(Part 2 – Click Here for Part 1)
Last week I talked about the structural and logistical part of getting support in your business. By that I mean hiring people to help you–you can start with one ;D–so that you, as the principal of your company, can focus on what only you can do–and to let others support you by handling the rest.
Yes, you can do this step by step, position by position. I certainly did. Not many of us went out and got a business loan of $100,000 or more so we could hire staff right away.
AND it is important to stretch and hire for where you are going. That includes what you need done at the moment, and thinking forward into the future to see what you’ll need not too far down the road so you can get someone(s) who can help you grow.
Now to today’s topic: the energy you have around support. Because underneath the matter of “do I have enough money to hire someone,” and even, “I like to do it myself so I can be in control of what happens,” is something subtle but very powerful. So powerful that you may not realize it’s there, even though it’s orchestrating your experience from beneath the level of your conscious mind.
This is what I mean.
For many, if not most people, your ability to ask for and receive support is greatly imprinted by your birth experience, and your very early life. When you’re coming into physical form, and into the earth world, you are totally dependent on the adults around you to protect, provide for you, give you love and affection, keep you safe and warm, and teach you the ways of this place.
When I was working as a Clarity Breathwork® trainer and practitioner, I experienced myself and witnessed in many clients a range of imprints–which become limiting beliefs–that were created early in life depending on the situation that was happening in your family when you were born, and your own life lessons.
This is obviously a huge topic. I want to drill down into just a couple of common imprints that show up for and inhibit the ability of entrepreneurs to get the support that they need.
For example, if you were born prior to 1975, chances are you and your mother were drugged in ways that changed your consciousness. (In fact, 80% of births before 1975 were drugged with drugs that affected both the mother and the baby.) This can translate into not trusting support–because your mother, who held you in her womb and is now birthing you suddenly “disappears” under the influence of a drug. You might take away from this that you are “on your own,” you have to “make your own way,” and that “no one is there for you.”

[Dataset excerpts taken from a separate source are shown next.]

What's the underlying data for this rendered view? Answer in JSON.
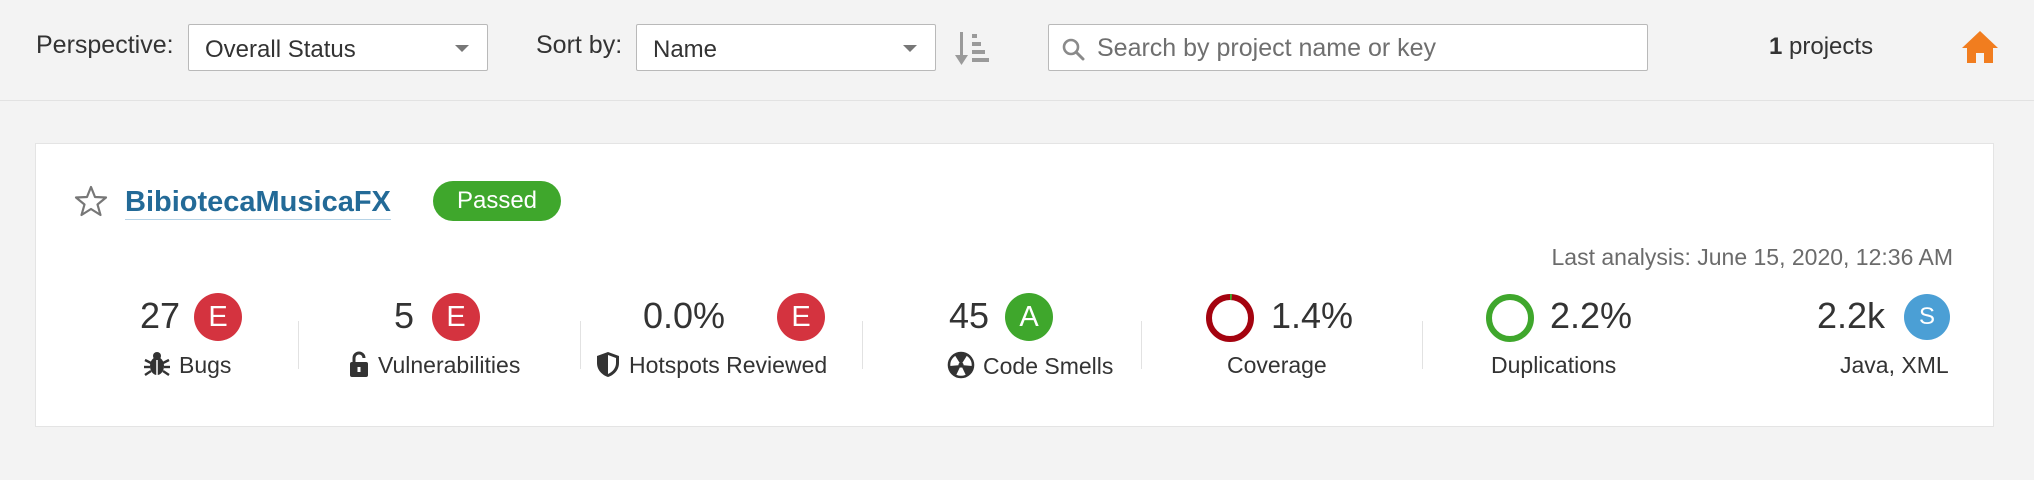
{
  "topbar": {
    "perspective_label": "Perspective:",
    "perspective_value": "Overall Status",
    "sort_label": "Sort by:",
    "sort_value": "Name",
    "search_placeholder": "Search by project name or key",
    "count_number": "1",
    "count_text": " projects",
    "icons": {
      "sort": "sort-descending-icon",
      "search": "search-icon",
      "home": "home-icon"
    },
    "home_color": "#f17d1f"
  },
  "project": {
    "name": "BibiotecaMusicaFX",
    "quality_gate": "Passed",
    "last_analysis": "Last analysis: June 15, 2020, 12:36 AM",
    "measures": {
      "bugs": {
        "value": "27",
        "rating": "E",
        "label": "Bugs",
        "icon": "bug-icon"
      },
      "vulnerabilities": {
        "value": "5",
        "rating": "E",
        "label": "Vulnerabilities",
        "icon": "unlock-icon"
      },
      "hotspots": {
        "value": "0.0%",
        "rating": "E",
        "label": "Hotspots Reviewed",
        "icon": "shield-icon"
      },
      "code_smells": {
        "value": "45",
        "rating": "A",
        "label": "Code Smells",
        "icon": "radiation-icon"
      },
      "coverage": {
        "value": "1.4%",
        "label": "Coverage",
        "percent": 1.4
      },
      "duplications": {
        "value": "2.2%",
        "label": "Duplications",
        "percent": 2.2
      },
      "size": {
        "value": "2.2k",
        "rating": "S",
        "label": "Java, XML"
      }
    }
  },
  "colors": {
    "rating_E": "#d4333f",
    "rating_A": "#3fa72c",
    "size_badge": "#4b9fd5",
    "passed": "#3fa72c",
    "link": "#236a97",
    "coverage_ring": "#a4030f",
    "duplications_ring": "#3fa72c"
  }
}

Another common birth imprint is that support is necessary but painful. This comes if your mother was in pain from procedures that were done to her, and procedures that were done to you after you were born. It was common for babies to be slapped, tested, given collodial silver eye drops, and given shots within hours of their births. (Some of these practices continue to this day.) If you were breach or feet first, you might have been turned in the womb so that you could come out on your own (without a c-section), but that would have be painful to both you and your mother.

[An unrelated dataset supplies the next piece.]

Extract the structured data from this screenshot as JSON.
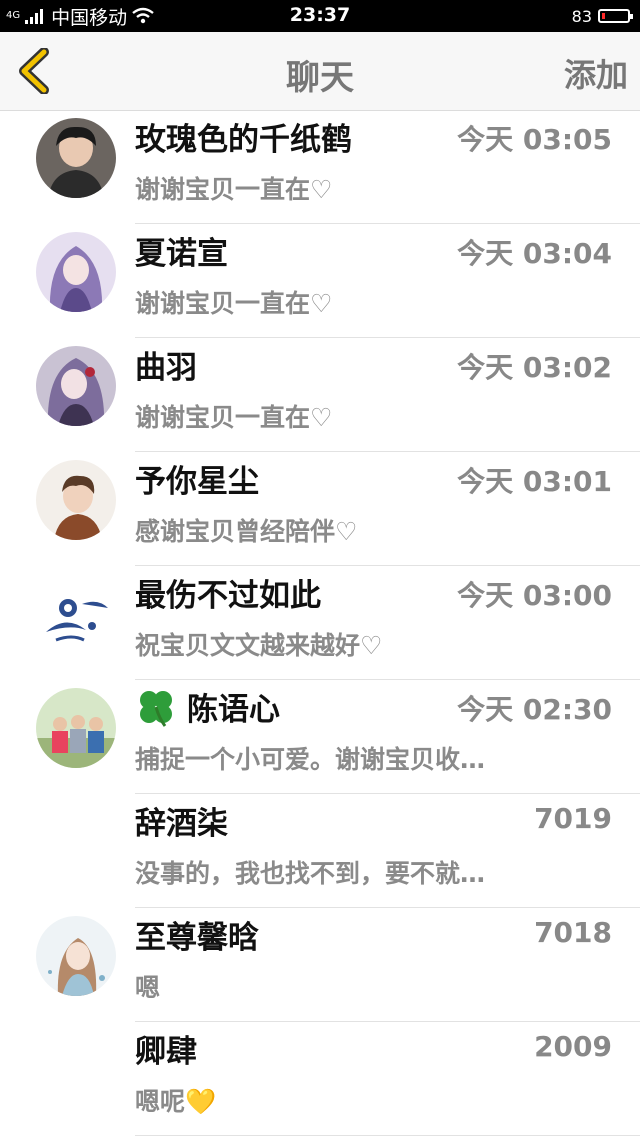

Given that these adults were your first caregivers, you might have concluded that support is necessary (thinking the best of them), but painful or uncomfortable. This could lead you to attract and experience support in painful or uncomfortable ways. Or it could lead you to aim to avoid support altogether in order to avoid pain and discomfort even though you know it could helpful. Or you might be willing to have support, and you do hire/attract it, but it never seems to be quite the right kind of support. It always feels a bit off, and you can’t trust it.
All this goes on deep in your unconscious stemming from before you even have language. It sets a tone for your relationship with adults and other people. And it creates a simple yet extremely powerful set of beliefs about the pros and cons of support.
There are many more examples I could give, but this is what we have space for.
I see this kind of thinking showing up in entrepreneurs all the time. The desire for support. The fear of support. The desire to let go and have others take over. The pushing away of support when it’s offered. The need for control. The belief you have to do it on your own–if it kills you. You get the idea.
So what does all of this have to do with you? Take a few minutes to ask yourself the following questions to see if you can get more clarity about your energy around support:
Do I feel comfortable about asking for and receiving support?
Am I skeptical that I need support?
Do I like and appreciate the support I receive? Or do I always feel a bit off about it?
Am I able to clearly ask for the support I need?
Do I feel I deserve to have other people support me?
Do I think I need to do everything on my own?
Do I long for help, but seem to not let it in?
When I do get support does it work out for me, or is it challenging?
Take a closer look at any of the places that you feel a charge when you answer these questions. Be honest with yourself. It can be very liberating just to see the patterned response you have to support. Because once you see the pattern you can decide if you want to continue it or change it. And if you feel a charge around it, you know that there’s a trigger buried in there.
You can breathe about it, tap about, do hypnotherapy or NLP about it.
Awareness is always the first step. Take a look now.